I have the following data:

CREATE TABLE `groups` (     
    `bookID` INT NOT NULL,
    `groupID` INT NOT NULL,

    PRIMARY KEY(`bookID`),
    KEY( `groupID`)
);

and a book table which basically has books( bookID, name, ... ), but WITHOUT groupID. There is no way for me to determine what the groupID is at the time of the insert for books.

I want to do this in sqlalchemy. Hence I tried mapping Book to the books joined with groups on book.bookID=groups.bookID.

I made the following:

tb_groups = Table( 'groups', metadata, 
    Column('bookID', Integer, ForeignKey('books.bookID'), primary_key=True ),
    Column('groupID', Integer),
)

tb_books = Table( 'books', metadata, 
    Column('bookID', Integer, primary_key=True), 

tb_joinedBookGroup = sql.join( tb_books, tb_groups, \
        tb_books.c.bookID == tb_groups.c.bookID)

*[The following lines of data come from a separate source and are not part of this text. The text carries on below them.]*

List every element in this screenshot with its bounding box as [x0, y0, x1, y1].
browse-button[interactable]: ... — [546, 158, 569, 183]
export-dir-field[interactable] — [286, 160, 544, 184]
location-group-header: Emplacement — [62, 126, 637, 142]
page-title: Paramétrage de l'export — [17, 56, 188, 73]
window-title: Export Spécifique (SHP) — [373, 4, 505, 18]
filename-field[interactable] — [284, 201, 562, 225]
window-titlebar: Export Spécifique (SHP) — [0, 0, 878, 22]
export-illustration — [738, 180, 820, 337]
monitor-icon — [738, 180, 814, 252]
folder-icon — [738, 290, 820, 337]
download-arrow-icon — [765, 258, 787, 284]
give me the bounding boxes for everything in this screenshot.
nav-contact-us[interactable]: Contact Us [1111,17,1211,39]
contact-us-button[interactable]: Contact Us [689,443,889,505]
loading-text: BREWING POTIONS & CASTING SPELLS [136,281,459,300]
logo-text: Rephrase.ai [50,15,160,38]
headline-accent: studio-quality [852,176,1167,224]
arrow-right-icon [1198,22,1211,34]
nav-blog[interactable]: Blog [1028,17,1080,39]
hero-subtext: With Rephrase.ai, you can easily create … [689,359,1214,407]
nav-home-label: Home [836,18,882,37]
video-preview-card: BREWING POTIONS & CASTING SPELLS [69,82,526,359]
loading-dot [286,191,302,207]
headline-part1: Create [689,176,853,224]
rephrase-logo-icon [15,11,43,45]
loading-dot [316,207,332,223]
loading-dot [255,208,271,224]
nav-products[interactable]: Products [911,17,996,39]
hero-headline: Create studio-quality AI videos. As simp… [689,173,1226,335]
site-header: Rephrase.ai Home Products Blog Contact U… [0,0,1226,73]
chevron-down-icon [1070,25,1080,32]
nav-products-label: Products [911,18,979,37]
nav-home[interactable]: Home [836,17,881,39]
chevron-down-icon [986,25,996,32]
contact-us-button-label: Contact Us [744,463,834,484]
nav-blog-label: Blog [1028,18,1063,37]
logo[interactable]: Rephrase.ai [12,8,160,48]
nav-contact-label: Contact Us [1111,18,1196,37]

and defined the following mapper:

mapper( Group, tb_groups, properties={
    'books': relation(Book, backref='group')
})
mapper( Book, tb_joinedBookGroup )

...

However, when I execute this piece of code, I realized that each book object has a field groups, which is a list, and each group object has books field which is a singular assigment. I think my definition here must have been causing sqlalchemy to be confused about the many-to-one vs one-to-many relationship.

Can someone help me sort this out?

My desired goal is g.books = [b, b, b, .. ] book.group = g,

where g is an instance of group, and b is an instance of book

A: 

Pass userlist=False to relation() to say that property should represent scalar value, not collection. This will for independent on whether there is primary key for this column, but you probably want to define unique constraint anyway.